In some cases, Workers lets you implement certain functionality more easily. For example, if you wanted to offer a write-once guarantee so that users can only upload to a path once, with pre-signed URLs, you would need to sign specific headers and require the sender to send them. You can modify the previous Worker to sign additional headers:
const signed = await r2.sign( new Request(url, { method: "PUT", }), { aws: { signQuery: true }, headers: { "If-Unmodified-Since": "Tue, 28 Sep 2021 16:00:00 GMT", }, }
);
Note that the caller has to add the same If-Unmodified-Since
header to use the URL. The caller cannot omit the header or use a different header. If the caller uses a different header, the presigned URL signature would not match, and they would receive a 403/SignatureDoesNotMatch
.
In a Worker, you would change your upload to:
const existingObject = await env.DROP_BOX_BUCKET.put( url.toString().substring(1), request.body, { onlyIf: { // No objects will have been uploaded before September 28th, 2021 which // is the initial R2 announcement. uploadedBefore: new Date(1632844800000), }, }
);
if (existingObject?.etag !== request.headers.get('etag')) { return new Response('attempt to overwrite object', { status: 400 });
}
Cloudflare Workers currently have some limitations that you may need to consider:
- You cannot upload more than 100 MiB (200 MiB for Business customers) to a Worker.
- Enterprise customers can upload 500 MiB by default and can ask their account team to raise this limit.
- Detecting precondition failures is currently easier with presigned URLs as compared with R2 bindings.
Note that these limitations depends on R2’s extension for conditional uploads. Amazon’s S3 service does not offer such functionality at this time.

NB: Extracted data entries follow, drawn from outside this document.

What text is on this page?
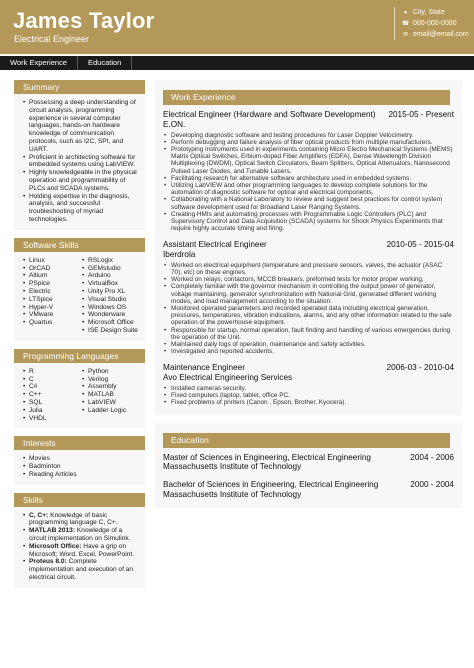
James Taylor
Electrical Engineer
● City, State
☎ 000-000-0000
✉ email@email.com
Work Experience	Education
Summary
• Possessing a deep understanding of circuit analysis, programming experience in several computer languages, hands-on hardware knowledge of communication protocols, such as I2C, SPI, and UART.
• Proficient in architecting software for embedded systems using LabVIEW.
• Highly knowledgeable in the physical operation and programmability of PLCs and SCADA systems.
• Holding expertise in the diagnosis, analysis, and successful troubleshooting of myriad technologies.
Software Skills
• Linux
• OrCAD
• Altium
• PSpice
• Electric
• LTSpice
• Hyper-V
• VMware
• Quartus
• RSLogix
• GEMstudio
• Arduino
• VirtualBox
• Unity Pro XL
• Visual Studio
• Windows OS
• Wonderware
• Microsoft Office
• ISE Design Suite
Programming Languages
• R
• C
• C#
• C++
• SQL
• Julia
• VHDL
• Python
• Verilog
• Assembly
• MATLAB
• LabVIEW
• Ladder Logic
Interests
• Movies
• Badminton
• Reading Articles
Skills
• C, C+: Knowledge of basic programming language C, C+.
• MATLAB 2013: Knowledge of a circuit implementation on Simulink.
• Microsoft Office: Have a grip on Microsoft; Word, Excel, PowerPoint.
• Proteus 8.0: Complete implementation and execution of an electrical circuit.
Work Experience
Electrical Engineer (Hardware and Software Development)	2015-05 - Present
E.ON.
• Developing diagnostic software and testing procedures for Laser Doppler Velocimetry.
• Perform debugging and failure analysis of fiber optical products from multiple manufacturers.
• Prototyping instruments used in experiments containing Micro Electro Mechanical Systems (MEMS) Matrix Optical Switches, Erbium-doped Fiber Amplifiers (EDFA), Dense Wavelength Division Multiplexing (DWDM), Optical Switch Circulators, Beam Splitters, Optical Attenuators, Nanosecond Pulsed Laser Diodes, and Tunable Lasers.
• Facilitating research for alternative software architecture used in embedded systems.
• Utilizing LabVIEW and other programming languages to develop complete solutions for the automation of diagnostic software for optical and electrical components.
• Collaborating with a National Laboratory to review and suggest best practices for control system software development used for Broadland Laser Ranging Systems.
• Creating HMIs and automating processes with Programmable Logic Controllers (PLC) and Supervisory Control and Data Acquisition (SCADA) systems for Shock Physics Experiments that require highly accurate timing and firing.
Assistant Electrical Engineer	2010-05 - 2015-04
Iberdrola
• Worked on electrical equipment (temperature and pressure sensors, valves, the actuator (ASAC 70), etc) on these engines.
• Worked on relays, contactors, MCCB breakers, preformed tests for motor proper working.
• Completely familiar with the governor mechanism in controlling the output power of generator, voltage maintaining, generator synchronization with National Grid, generated different working modes, and load management according to the situation.
• Monitored operated parameters and recorded operated data including electrical generation, pressures, temperatures, vibration indications, alarms, and any other information related to the safe operation of the powerhouse equipment.
• Responsible for startup, normal operation, fault finding and handling of various emergencies during the operation of the Unit.
• Maintained daily logs of operation, maintenance and safety activities.
• Investigated and reported accidents.
Maintenance Engineer	2006-03 - 2010-04
Avo Electrical Engineering Services
• Installed cameras security.
• Fixed computers (laptop, tablet, office PC.
• Fixed problems of printers (Canon , Epson, Brother, Kyocera).
Education
Master of Sciences in Engineering, Electrical Engineering	2004 - 2006
Massachusetts Institute of Technology
Bachelor of Sciences in Engineering, Electrical Engineering	2000 - 2004
Massachusetts Institute of Technology
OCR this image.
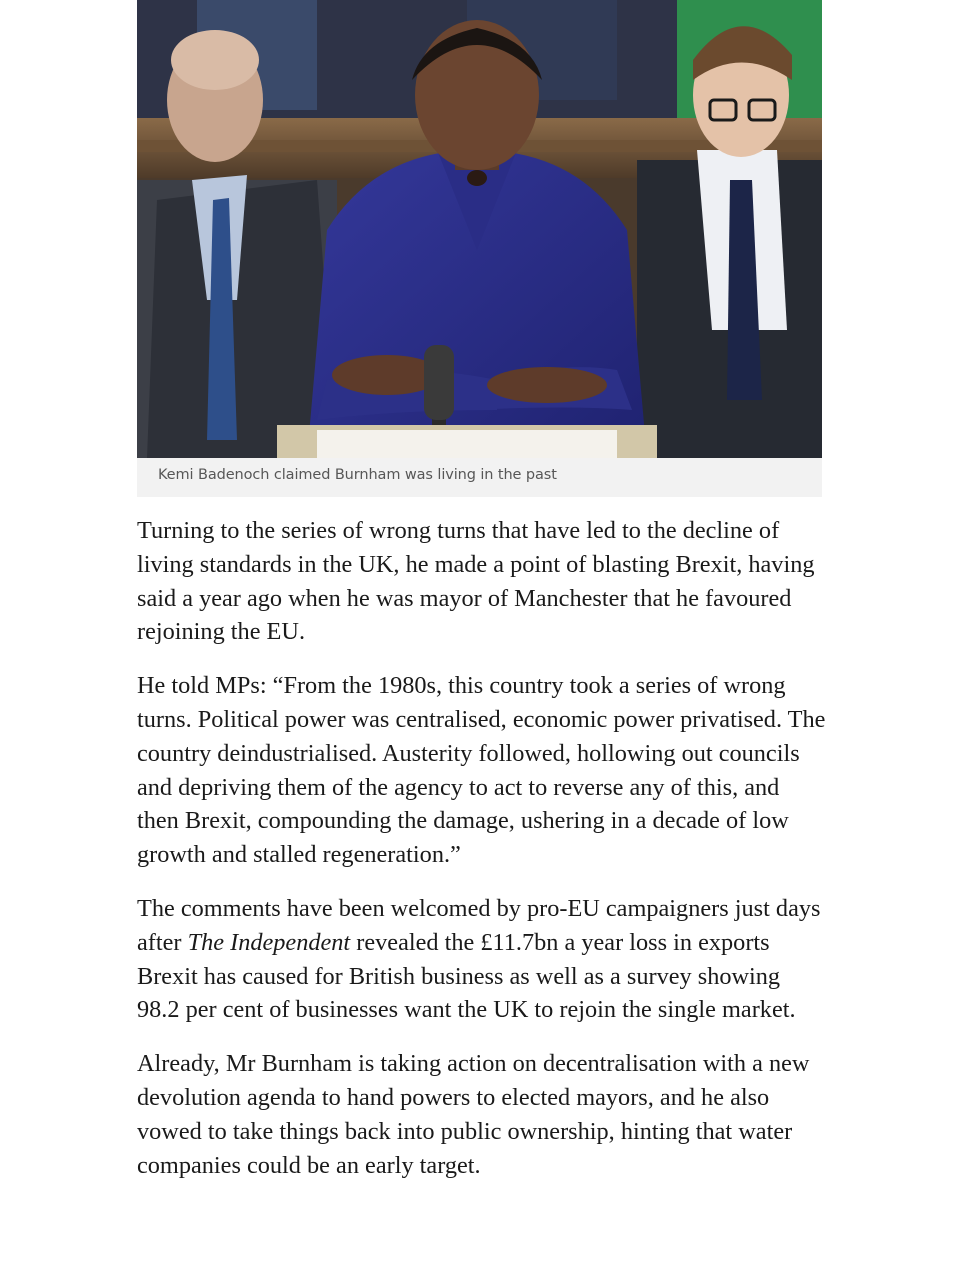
Kemi Badenoch claimed Burnham was living in the past

Turning to the series of wrong turns that have led to the decline of living standards in the UK, he made a point of blasting Brexit, having said a year ago when he was mayor of Manchester that he favoured rejoining the EU.

He told MPs: “From the 1980s, this country took a series of wrong turns. Political power was centralised, economic power privatised. The country deindustrialised. Austerity followed, hollowing out councils and depriving them of the agency to act to reverse any of this, and then Brexit, compounding the damage, ushering in a decade of low growth and stalled regeneration.”

The comments have been welcomed by pro-EU campaigners just days after The Independent revealed the £11.7bn a year loss in exports Brexit has caused for British business as well as a survey showing 98.2 per cent of businesses want the UK to rejoin the single market.

Already, Mr Burnham is taking action on decentralisation with a new devolution agenda to hand powers to elected mayors, and he also vowed to take things back into public ownership, hinting that water companies could be an early target.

Differences between presigned URLs and public buckets
Presigned URLs share some superificial similarity with public buckets. If you give out presigned URLs only for GET
/HEAD
operations on specific objects in a bucket, then your presigned URL functionality is mostly similar to public buckets. The notable exception is that any custom metadata associated with the object is rendered in headers with the x-amz-meta-
prefix. Any error responses are returned as XML documents, as they would with normal non-presigned S3 access.
Presigned URLs can be generated for any S3 operation. After a presigned URL is generated it can be reused as many times as the holder of the URL wants until the signed expiry date.

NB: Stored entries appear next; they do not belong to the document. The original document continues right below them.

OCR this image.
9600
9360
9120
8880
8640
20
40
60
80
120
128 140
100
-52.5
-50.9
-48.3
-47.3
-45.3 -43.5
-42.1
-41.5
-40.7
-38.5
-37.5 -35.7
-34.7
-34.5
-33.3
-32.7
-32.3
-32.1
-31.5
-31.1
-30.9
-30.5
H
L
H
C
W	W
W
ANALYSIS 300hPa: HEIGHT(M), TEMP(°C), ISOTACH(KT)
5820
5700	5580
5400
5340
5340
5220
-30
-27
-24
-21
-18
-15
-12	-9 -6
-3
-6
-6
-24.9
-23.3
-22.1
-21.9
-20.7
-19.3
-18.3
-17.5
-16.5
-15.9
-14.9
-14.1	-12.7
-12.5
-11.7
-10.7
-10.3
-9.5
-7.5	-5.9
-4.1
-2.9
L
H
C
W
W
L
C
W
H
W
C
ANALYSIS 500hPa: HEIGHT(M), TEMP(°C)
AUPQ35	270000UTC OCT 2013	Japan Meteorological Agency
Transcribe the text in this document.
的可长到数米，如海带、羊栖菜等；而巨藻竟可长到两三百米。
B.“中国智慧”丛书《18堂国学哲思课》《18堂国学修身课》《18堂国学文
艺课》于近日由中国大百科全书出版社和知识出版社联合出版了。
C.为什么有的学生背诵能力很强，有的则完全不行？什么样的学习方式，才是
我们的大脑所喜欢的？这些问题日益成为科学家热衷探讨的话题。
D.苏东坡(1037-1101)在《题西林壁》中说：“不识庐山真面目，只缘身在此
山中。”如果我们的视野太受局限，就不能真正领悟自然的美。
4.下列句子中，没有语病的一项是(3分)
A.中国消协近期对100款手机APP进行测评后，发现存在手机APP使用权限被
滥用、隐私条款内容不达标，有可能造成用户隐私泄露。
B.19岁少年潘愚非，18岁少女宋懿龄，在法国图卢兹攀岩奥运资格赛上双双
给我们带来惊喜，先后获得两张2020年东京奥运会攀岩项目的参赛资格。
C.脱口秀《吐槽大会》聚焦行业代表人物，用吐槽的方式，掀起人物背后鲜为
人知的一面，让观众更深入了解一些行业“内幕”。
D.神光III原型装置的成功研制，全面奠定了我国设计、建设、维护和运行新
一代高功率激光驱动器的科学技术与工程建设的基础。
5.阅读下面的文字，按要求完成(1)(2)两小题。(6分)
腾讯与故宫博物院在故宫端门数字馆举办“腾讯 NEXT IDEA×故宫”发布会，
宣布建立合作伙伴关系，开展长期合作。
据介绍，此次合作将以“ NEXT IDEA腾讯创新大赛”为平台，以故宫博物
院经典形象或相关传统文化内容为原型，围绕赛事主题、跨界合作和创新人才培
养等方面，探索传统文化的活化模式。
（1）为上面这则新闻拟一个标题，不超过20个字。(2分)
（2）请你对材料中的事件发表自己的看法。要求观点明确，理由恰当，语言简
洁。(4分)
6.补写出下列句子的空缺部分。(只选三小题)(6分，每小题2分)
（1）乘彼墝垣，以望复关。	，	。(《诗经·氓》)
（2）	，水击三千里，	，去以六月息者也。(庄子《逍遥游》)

Public buckets are available on a regular HTTP endpoint. By default, there is no authorization or access controls associated with a public bucket. Anyone with a public bucket URL can access an object in that public bucket. If you are using a custom domain to expose the R2 bucket, you can manage authorization and access controls as you would for a Cloudflare zone. Public buckets only provide GET
/HEAD
on a known object path. Public bucket errors are rendered as HTML pages.

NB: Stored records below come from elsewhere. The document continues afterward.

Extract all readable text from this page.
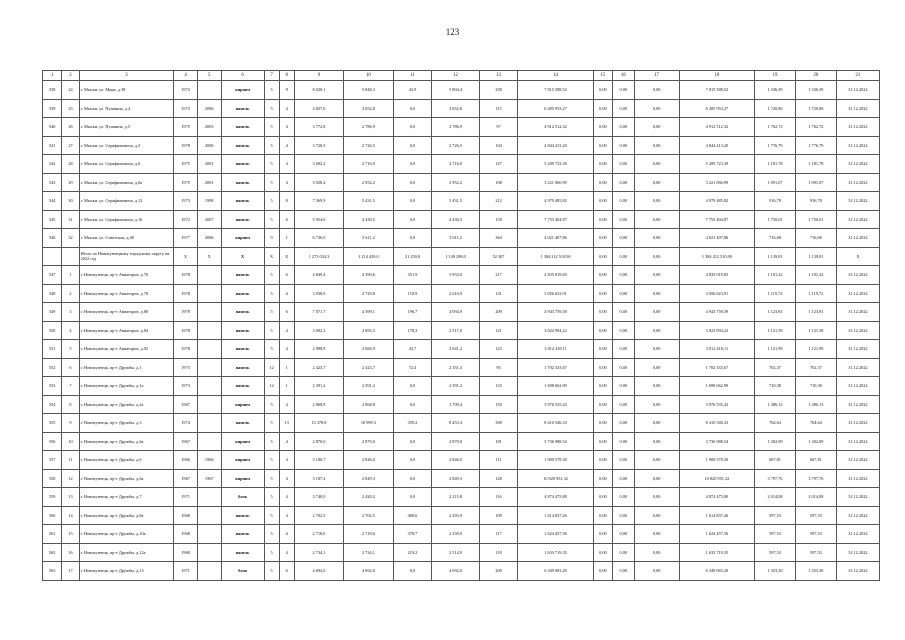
123
1	2	3	4	5	6	7	8	9	10	11	12	13	14	15	16	17	18	19	20	21
538	24	г. Мыски, ул. Мира, д.38	1972		кирпич	5	8	8 020,1	5 848,3	43,9	5 804,4	258	7 815 588,52	0,00	0,00	0,00	7 815 588,52	1 336,39	1 336,39	31.12.2022
539	25	г. Мыски, ул. Пушкина, д.4	1973	2006	панель	5	4	4 827,6	3 652,8	0,0	3 652,8	115	6 285 953,27	0,00	0,00	0,00	6 285 953,27	1 720,86	1 720,86	31.12.2022
540	26	г. Мыски, ул. Пушкина, д.5	1975	2003	панель	5	4	3 772,8	2 786,9	0,0	2 786,9	97	4 912 512,32	0,00	0,00	0,00	4 912 512,32	1 762,72	1 762,72	31.12.2022
541	27	г. Мыски, ул. Серафимовича, д.2	1978	2006	панель	5	4	3 720,5	2 726,5	0,0	2 726,5	104	4 844 413,20	0,00	0,00	0,00	4 844 413,20	1 776,79	1 776,79	31.12.2022
542	28	г. Мыски, ул. Серафимовича, д.6	1975	2001	панель	5	4	3 692,2	2 716,0	0,0	2 716,0	127	5 209 723,39	0,00	0,00	0,00	5 209 723,39	1 181,78	1 181,78	31.12.2022
543	29	г. Мыски, ул. Серафимовича, д.6а	1975	2001	панель	5	4	3 928,4	2 952,2	0,0	2 952,2	108	3 221 060,99	0,00	0,00	0,00	3 221 060,99	1 091,07	1 091,07	31.12.2022
544	30	г. Мыски, ул. Серафимовича, д.12	1973	1998	панель	5	8	7 369,9	5 431,5	0,0	5 431,5	212	4 979 485,82	0,00	0,00	0,00	4 979 485,82	916,78	916,78	31.12.2022
545	31	г. Мыски, ул. Серафимовича, д.16	1972	2007	панель	5	6	5 954,6	4 430,5	0,0	4 430,5	158	7 753 404,87	0,00	0,00	0,00	7 753 404,87	1 750,01	1 750,01	31.12.2022
546	32	г. Мыски, ул. Советская, д.48	1977	2006	кирпич	9	1	6 730,0	5 611,2	0,0	5 611,2	364	4 021 407,86	0,00	0,00	0,00	4 021 407,86	716,68	716,68	31.12.2022
		Итого по Новокузнецкому городскому округу на 2022 год	X	X	X	X	X	1 273 034,3	1 214 429,0	21 259,8	1 149 298,0	52 307	1 384 212 510,90	0,00	0,00	0,00	1 384 212 510,90	1 139,81	1 139,81	X
547	1	г. Новокузнецк, пр-т Авиаторов, д.76	1978		панель	5	6	4 849,4	4 390,6	351,9	3 933,0	217	4 835 019,83	0,00	0,00	0,00	4 835 019,83	1 101,22	1 101,22	31.12.2022
548	2	г. Новокузнецк, пр-т Авиаторов, д.78	1978		панель	5	4	3 038,9	2 729,8	118,9	2 610,9	131	3 056 623,91	0,00	0,00	0,00	3 056 623,91	1 119,72	1 119,72	31.12.2022
549	3	г. Новокузнецк, пр-т Авиаторов, д.80	1978		панель	5	6	7 071,7	4 399,1	196,7	4 094,9	209	4 943 759,39	0,00	0,00	0,00	4 943 759,39	1 123,81	1 123,81	31.12.2022
550	4	г. Новокузнецк, пр-т Авиаторов, д.84	1978		панель	5	4	3 002,2	2 695,3	178,3	2 517,0	121	3 022 994,22	0,00	0,00	0,00	3 022 994,22	1 121,58	1 121,58	31.12.2022
551	5	г. Новокузнецк, пр-т Авиаторов, д.92	1978		панель	5	4	2 988,8	2 684,9	43,7	2 641,2	123	3 012 418,11	0,00	0,00	0,00	3 012 418,11	1 121,99	1 121,99	31.12.2022
552	6	г. Новокузнецк, пр-т Дружбы, д.1	1973		панель	12	1	2 423,7	2 423,7	72,4	2 351,3	95	1 702 333,67	0,00	0,00	0,00	1 702 333,67	702,37	702,37	31.12.2022
553	7	г. Новокузнецк, пр-т Дружбы, д.1а	1973		панель	12	1	2 391,2	2 391,2	0,0	2 391,2	133	1 698 662,99	0,00	0,00	0,00	1 698 662,99	710,38	710,38	31.12.2022
554	8	г. Новокузнецк, пр-т Дружбы, д.2а	1967		кирпич	5	4	2 868,8	2 868,8	0,0	1 709,4	150	3 976 535,43	0,00	0,00	0,00	3 976 535,43	1 386,13	1 386,13	31.12.2022
555	9	г. Новокузнецк, пр-т Дружбы, д.3	1974		панель	5	13	13 378,8	10 999,3	359,2	8 453,4	308	8 410 546,33	0,00	0,00	0,00	8 410 546,33	764,64	764,64	31.12.2022
556	10	г. Новокузнецк, пр-т Дружбы, д.4а	1967		кирпич	5	4	2 870,0	2 870,0	0,0	2 870,0	181	3 736 988,54	0,00	0,00	0,00	3 736 988,54	1 302,09	1 302,09	31.12.2022
557	11	г. Новокузнецк, пр-т Дружбы, д.6	1966	1966	кирпич	5	4	3 180,7	2 846,0	0,0	2 846,0	111	1 900 578,30	0,00	0,00	0,00	1 900 578,30	667,81	667,81	31.12.2022
558	12	г. Новокузнецк, пр-т Дружбы, д.6а	1967	1967	кирпич	5	4	3 187,2	2 849,3	0,0	2 849,3	128	10 820 951,32	0,00	0,00	0,00	10 820 951,32	3 797,76	3 797,76	31.12.2022
559	13	г. Новокузнецк, пр-т Дружбы, д.7	1971		блок	5	4	3 740,0	2 420,2	0,0	2 215,8	116	4 874 475,80	0,00	0,00	0,00	4 874 475,80	2 014,08	2 014,08	31.12.2022
560	14	г. Новокузнецк, пр-т Дружбы, д.8а	1968		панель	5	4	2 702,5	2 702,5	408,6	2 293,9	109	1 614 837,26	0,00	0,00	0,00	1 614 837,26	597,53	597,53	31.12.2022
561	15	г. Новокузнецк, пр-т Дружбы, д.10а	1968		панель	5	4	2 718,6	2 718,6	378,7	2 339,9	117	1 624 457,56	0,00	0,00	0,00	1 624 457,56	597,53	597,53	31.12.2022
562	16	г. Новокузнецк, пр-т Дружбы, д.12а	1968		панель	5	4	2 734,1	2 734,1	219,2	2 514,9	118	1 633 719,35	0,00	0,00	0,00	1 633 719,35	597,53	597,53	31.12.2022
563	17	г. Новокузнецк, пр-т Дружбы, д.13	1971		блок	5	6	4 692,0	4 692,0	0,0	4 692,0	200	6 349 683,20	0,00	0,00	0,00	6 349 683,20	1 353,30	1 353,30	31.12.2022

Choosing between presigned URLs and public buckets is dependent on your specific use case. You can also use both if your architecture should use public buckets in one situation and presigned URLs in another. It is useful to note that presigned URLs will expose your account ID and bucket name to whoever gets a copy of the URL. Public bucket URLs do not contain the account ID or bucket name. Typically, you will not share presigned URLs directly with end users or browsers, as presigned URLs are used more for internal applications.